In Quellnähe war die Niederschlagsrate von CaCO3 signifikant niedriger als an weiter quellabwärts gelegenen Untersuchungsstellen. Der Grund hierfür liegt am deutlich höheren freien CO2-Gehalt und dem niedrigeren pH- Wert in Quellnähe. Die CaCO3-Niederschlagsrate war im Sommer am höchsten. Die Menge an CaCO3 in Quellnähe war in beiden Untersuchungsjahren annähernd konstant und zeigte keine Zuwächse im zweiwöchigen Messabstand. Die quellabwärts gelegenen Untersuchungsstellen zeigten allerdings eine eindeutige positive zweiwöchig gemessene Niederschlagsrate, die von 5 - 27.5 mg cm-2 reichte. Die Chlorophyll-a Rate lag an allen Untersuchungsstellen zwischen 0.07 - 3.9 µg cm-2. Die Objektträger wurden zuerst von dicken Diatomeen-Matten besiedelt, dominiert von Cymbella minuta. Ein geringer Anteil an kokkenähnlichen Cyanobacterien konnte mikoskopisch und mittels HPLC nachgewiesen werden. Erst nachdem sich eine raue Kalkschicht niedergeschlagen hatte, war auch O. stratum auf den Objektträgern nachzuweisen. Nach etwa 6-7 Wochen waren die O. stratum-Kolonien auch makroskopisch sichtbar.

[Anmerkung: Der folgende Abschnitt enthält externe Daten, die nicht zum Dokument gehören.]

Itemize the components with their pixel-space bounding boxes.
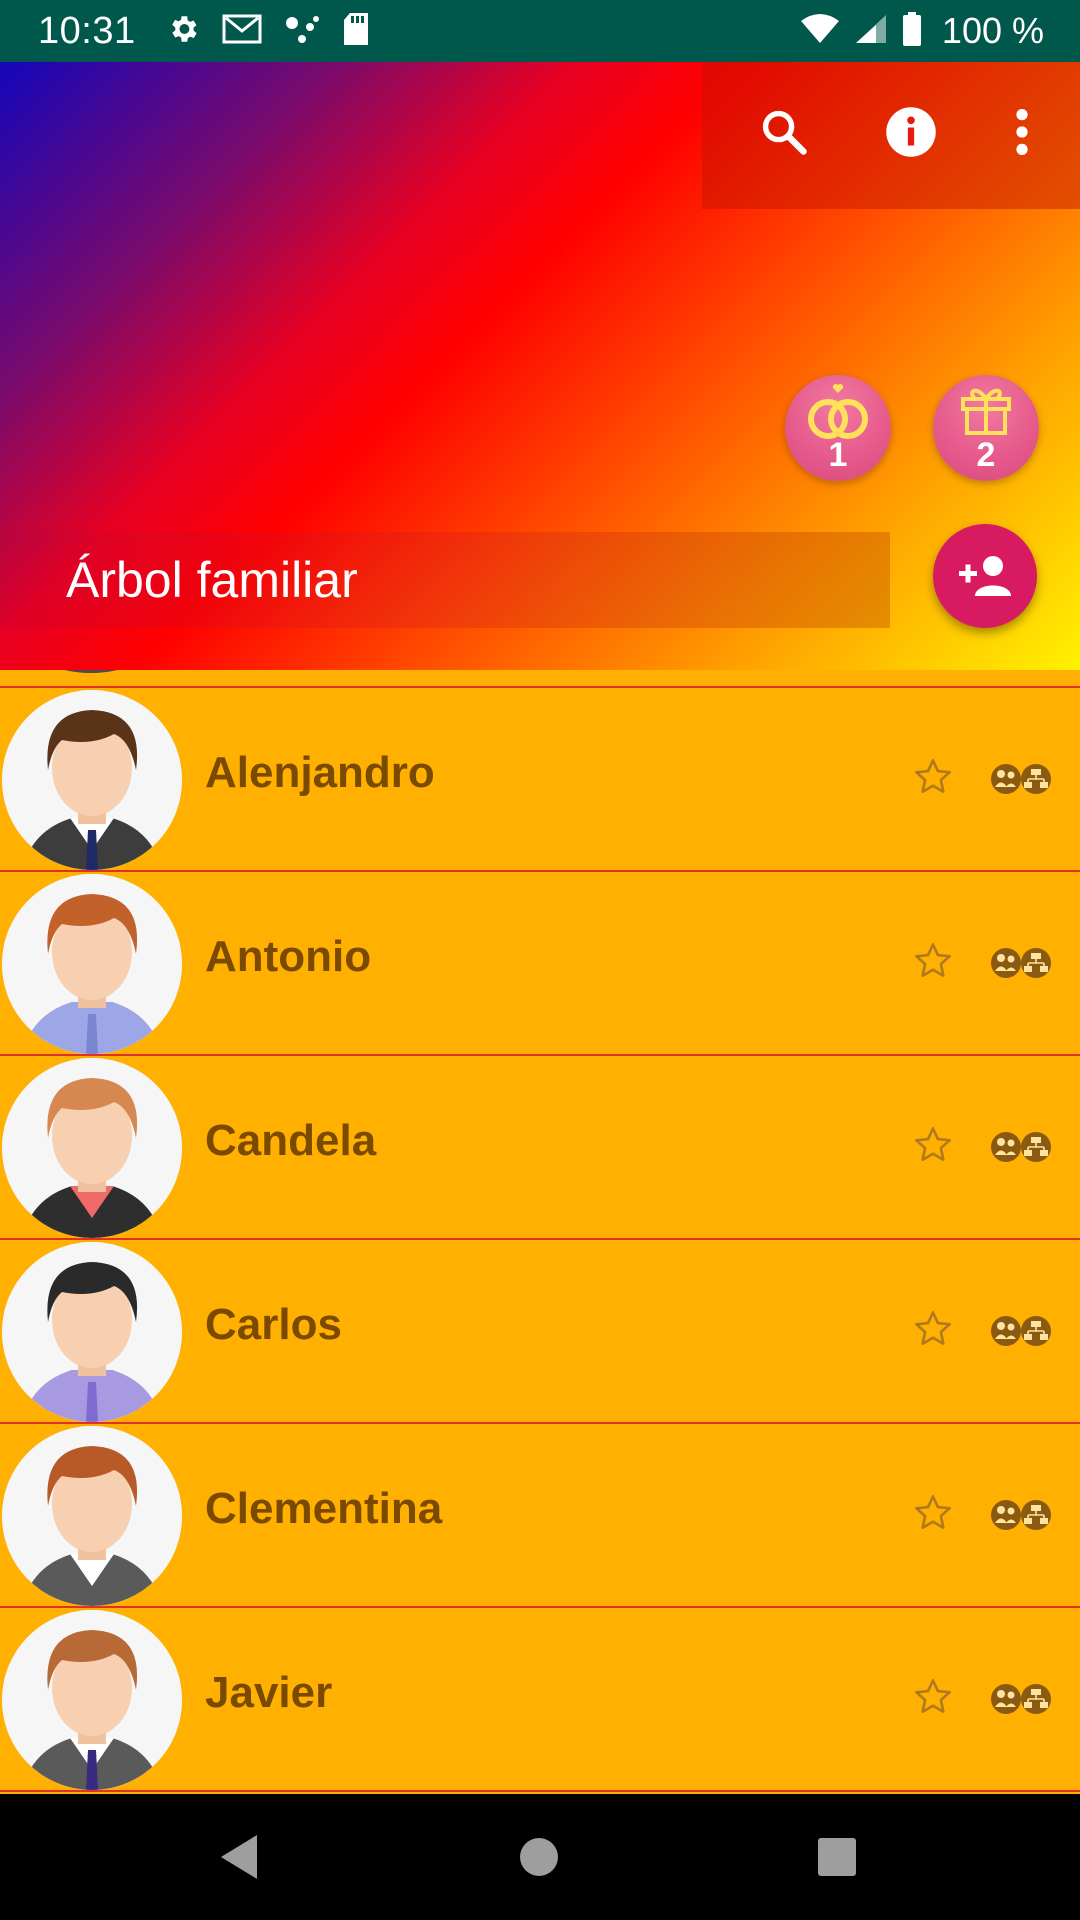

Die Verteilung der Taxa gemittelt über alle Untersuchungsstellen und Aufnahmen zeigte, dass 77% der Algenbiomasse von Diatomeen stammen, 20% konnten O. stratum zugeordnet werden und 3% der Algenbiomassen waren Cyanobacterien. Diatomeen wiesen einen negativen Zusammenhang zur CaCO3-Niederschlagsrate auf, wohingegen Cyanobacterien einen geringfügig positiven Zusammenhang zeigten und O. stratum eine stark positive Übereinstimmung mit dem CaCO3-Niederschlag anzeigte. Unsere Resultate weisen auf eine Induzierung des Kalziumkarbonatniederschlages durch O. stratum hin; eine aktive, photosynthese-getriebene Kalkabscheidung durch O. stratum ist aber auszuschließen. Biomasse von O. stratum und gefälltes Kalziumkarbonat reagieren auf den chemischen, quellabwärtsgerichteten Gradienten und auf saisonale Veränderungen parallel. Dadurch ist es schwer zu unterscheiden, ob O. stratum die Fällung von CaCO3 erhöht oder ob beide, die O. stratum Biomasse und der CaCO3-Niederschlag, hauptsächlich durch den quellabwärts gerichteten chemischen Gradienten und durch saisonale Veränderungen kontrolliert werden.